Одного жеста Эмерелль оказалось достаточно, чтобы темные врата закрылись, оборвав голоса троллей. Каменные змеи вернулись на свои места на полу. В большом покинутом замке было совершенно тихо.

Отправляя меч в ножны, Олловейн вздрогнул. Стало холоднее. В просторном тронном зале плел свои заклинания лунный свет.

Одного слова королевы оказалось довольно, чтобы успокоить эльфа. «Все хорошо», — уговаривал себя Танцующий Клинок. И тем не менее чувствовал: что-то изменилось. Рядом было нечто чужое, неуловимое. Оно таилось, но мастер меча знал, что оно здесь. Совсем рядом!

Влага тяжело повисла в воздухе, а с ней и запах цветков липы. Олловейн стоял вплотную к темным вратам. Ничего не могло пройти мимо него незамеченным. И тем не менее здесь что-то было…

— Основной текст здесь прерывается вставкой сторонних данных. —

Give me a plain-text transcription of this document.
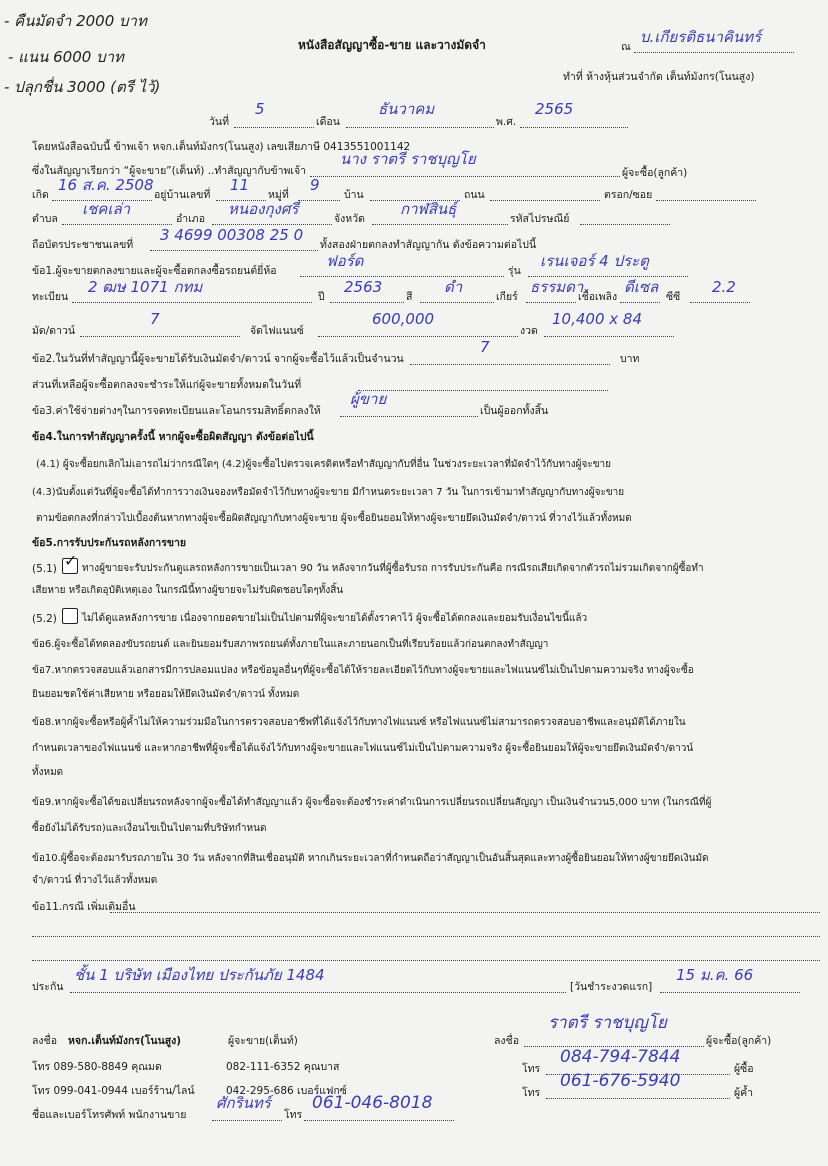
- คืนมัดจำ 2000 บาท
- แนน 6000 บาท
- ปลุกชื่น 3000 (ตรี ไว้)
หนังสือสัญญาซื้อ-ขาย และวางมัดจำ	ณ
บ.เกียรติธนาคินทร์
ทำที่ ห้างหุ้นส่วนจำกัด เต็นท์มังกร(โนนสูง)
วันที่
5
เดือน
ธันวาคม
พ.ศ.
2565
โดยหนังสือฉบับนี้ ข้าพเจ้า หจก.เต็นท์มังกร(โนนสูง) เลขเสียภาษี 0413551001142
ซึ่งในสัญญาเรียกว่า “ผู้จะขาย”(เต็นท์) ..ทำสัญญากับข้าพเจ้า
นาง ราตรี ราชบุญโย
ผู้จะซื้อ(ลูกค้า)
เกิด
16 ส.ค. 2508
อยู่บ้านเลขที่
11
หมู่ที่
9
บ้าน	ถนน	ตรอก/ซอย
ตำบล
เชคเล่า
อำเภอ
หนองกุงศรี
จังหวัด
กาฬสินธุ์
รหัสไปรษณีย์
ถือบัตรประชาชนเลขที่
3 4699 00308 25 0
ทั้งสองฝ่ายตกลงทำสัญญากัน ดังข้อความต่อไปนี้
ข้อ1.ผู้จะขายตกลงขายและผู้จะซื้อตกลงซื้อรถยนต์ยี่ห้อ
ฟอร์ด
รุ่น
เรนเจอร์ 4 ประตู
ทะเบียน
2 ฒษ 1071 กทม
ปี
2563
สี
ดำ
เกียร์
ธรรมดา
เชื้อเพลิง
ดีเซล
ซีซี
2.2
มัด/ดาวน์
7
จัดไฟแนนซ์
600,000
งวด
10,400 x 84
ข้อ2.ในวันที่ทำสัญญานี้ผู้จะขายได้รับเงินมัดจำ/ดาวน์ จากผู้จะซื้อไว้แล้วเป็นจำนวน
7
บาท
ส่วนที่เหลือผู้จะซื้อตกลงจะชำระให้แก่ผู้จะขายทั้งหมดในวันที่
ข้อ3.ค่าใช้จ่ายต่างๆในการจดทะเบียนและโอนกรรมสิทธิ์ตกลงให้
ผู้ขาย
เป็นผู้ออกทั้งสิ้น
ข้อ4.ในการทำสัญญาครั้งนี้ หากผู้จะซื้อผิดสัญญา ดังข้อต่อไปนี้
(4.1) ผู้จะซื้อยกเลิกไม่เอารถไม่ว่ากรณีใดๆ (4.2)ผู้จะซื้อไปตรวจเครดิตหรือทำสัญญากับที่อื่น ในช่วงระยะเวลาที่มัดจำไว้กับทางผู้จะขาย
(4.3)นับตั้งแต่วันที่ผู้จะซื้อได้ทำการวางเงินจองหรือมัดจำไว้กับทางผู้จะขาย มีกำหนดระยะเวลา 7 วัน ในการเข้ามาทำสัญญากับทางผู้จะขาย
ตามข้อตกลงที่กล่าวไปเบื้องต้นหากทางผู้จะซื้อผิดสัญญากับทางผู้จะขาย ผู้จะซื้อยินยอมให้ทางผู้จะขายยึดเงินมัดจำ/ดาวน์ ที่วางไว้แล้วทั้งหมด
ข้อ5.การรับประกันรถหลังการขาย
(5.1) ✓ ทางผู้ขายจะรับประกันดูแลรถหลังการขายเป็นเวลา 90 วัน หลังจากวันที่ผู้ซื้อรับรถ การรับประกันคือ กรณีรถเสียเกิดจากตัวรถไม่รวมเกิดจากผู้ซื้อทำ
เสียหาย หรือเกิดอุบัติเหตุเอง ในกรณีนี้ทางผู้ขายจะไม่รับผิดชอบใดๆทั้งสิ้น
(5.2)	ไม่ได้ดูแลหลังการขาย เนื่องจากยอดขายไม่เป็นไปตามที่ผู้จะขายได้ตั้งราคาไว้ ผู้จะซื้อได้ตกลงและยอมรับเงื่อนไขนี้แล้ว
ข้อ6.ผู้จะซื้อได้ทดลองขับรถยนต์ และยินยอมรับสภาพรถยนต์ทั้งภายในและภายนอกเป็นที่เรียบร้อยแล้วก่อนตกลงทำสัญญา
ข้อ7.หากตรวจสอบแล้วเอกสารมีการปลอมแปลง หรือข้อมูลอื่นๆที่ผู้จะซื้อได้ให้รายละเอียดไว้กับทางผู้จะขายและไฟแนนซ์ไม่เป็นไปตามความจริง ทางผู้จะซื้อ
ยินยอมชดใช้ค่าเสียหาย หรือยอมให้ยึดเงินมัดจำ/ดาวน์ ทั้งหมด
ข้อ8.หากผู้จะซื้อหรือผู้ค้ำไม่ให้ความร่วมมือในการตรวจสอบอาชีพที่ได้แจ้งไว้กับทางไฟแนนซ์ หรือไฟแนนซ์ไม่สามารถตรวจสอบอาชีพและอนุมัติได้ภายใน
กำหนดเวลาของไฟแนนซ์ และหากอาชีพที่ผู้จะซื้อได้แจ้งไว้กับทางผู้จะขายและไฟแนนซ์ไม่เป็นไปตามความจริง ผู้จะซื้อยินยอมให้ผู้จะขายยึดเงินมัดจำ/ดาวน์
ทั้งหมด
ข้อ9.หากผู้จะซื้อได้ขอเปลี่ยนรถหลังจากผู้จะซื้อได้ทำสัญญาแล้ว ผู้จะซื้อจะต้องชำระค่าดำเนินการเปลี่ยนรถเปลี่ยนสัญญา เป็นเงินจำนวน5,000 บาท (ในกรณีที่ผู้
ซื้อยังไม่ได้รับรถ)และเงื่อนไขเป็นไปตามที่บริษัทกำหนด
ข้อ10.ผู้ซื้อจะต้องมารับรถภายใน 30 วัน หลังจากที่สินเชื่ออนุมัติ หากเกินระยะเวลาที่กำหนดถือว่าสัญญาเป็นอันสิ้นสุดและทางผู้ซื้อยินยอมให้ทางผู้ขายยึดเงินมัด
จำ/ดาวน์ ที่วางไว้แล้วทั้งหมด
ข้อ11.กรณี เพิ่มเติมอื่น
ประกัน
ชั้น 1 บริษัท เมืองไทย ประกันภัย 1484
[วันชำระงวดแรก]
15 ม.ค. 66
ลงชื่อ หจก.เต็นท์มังกร(โนนสูง)	ผู้จะขาย(เต็นท์)	ลงชื่อ
ราตรี ราชบุญโย
ผู้จะซื้อ(ลูกค้า)
โทร 089-580-8849 คุณมด	082-111-6352 คุณบาส
โทร 099-041-0944 เบอร์ร้าน/ไลน์	042-295-686 เบอร์แฟกซ์
โทร
084-794-7844
ผู้ซื้อ
โทร
061-676-5940
ผู้ค้ำ
ชื่อและเบอร์โทรศัพท์ พนักงานขาย
ศักรินทร์
โทร
061-046-8018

Он был самым лучшим мечником Альвенмарка, но чувствовал себя беспомощным, как ребенок. Беззащитным перед неназываемым. Танцующий Клинок опустился на колени рядом с королевой. Та замерла, стоя на коленях, сомкнув губы, с задумчивым взглядом. Обеими руками эльфийка сжимала камень альвов, словно замерзающий в зимнюю ночь — бокал с теплым вином.

Его руки нежно коснулись ее холодных пальцев.

— Что случилось, госпожа?

Эмерелль молчала, глядя на пестрые камни мозаики, будто в изображении скрывалась тайна, разгадать которую могла она одна. Так казалось Олловейну, пока он не понял, что на самом деле королева избегает его взгляда.

Они долго стояли на коленях. Тепло медленно возвращалось в пальцы Эмерелль. Ни единый звук не нарушал тишину.

Драконья звезда уже заходила на западе, когда королева поднялась. Олловейн молча последовал за ней к ступеням трона. Он знал, что повторять вопрос бессмысленно. Она ответит тогда, когда ей заблагорассудится. Возможно, никогда… В ее сердце столько тайн… Поговаривали, что Эмерелль — самая старшая из их народа и она жила тогда, когда альвы правили здесь. Даже для эльфийки ее жизнь была несоизмеримо длинна. Повелительница была древней, как горы, и при этом не теряла юношеской привлекательности. Но сейчас она казалась усталой. Слегка склонившись, королева стояла перед плоской серебряной чашей у трона. Иногда она могла стоять так целыми днями. Лишь Олловейн, мастер Альвиас и Обилее имели право входить в тронный зал, когда Эмерелль пыталась вырвать у будущего его тайны. В серебряной чаше повелительница Альвенмарка видела, что может произойти в ближайшие столетия, она молча вела диалоги с судьбой, чтобы выбрать путь для народов своей страны.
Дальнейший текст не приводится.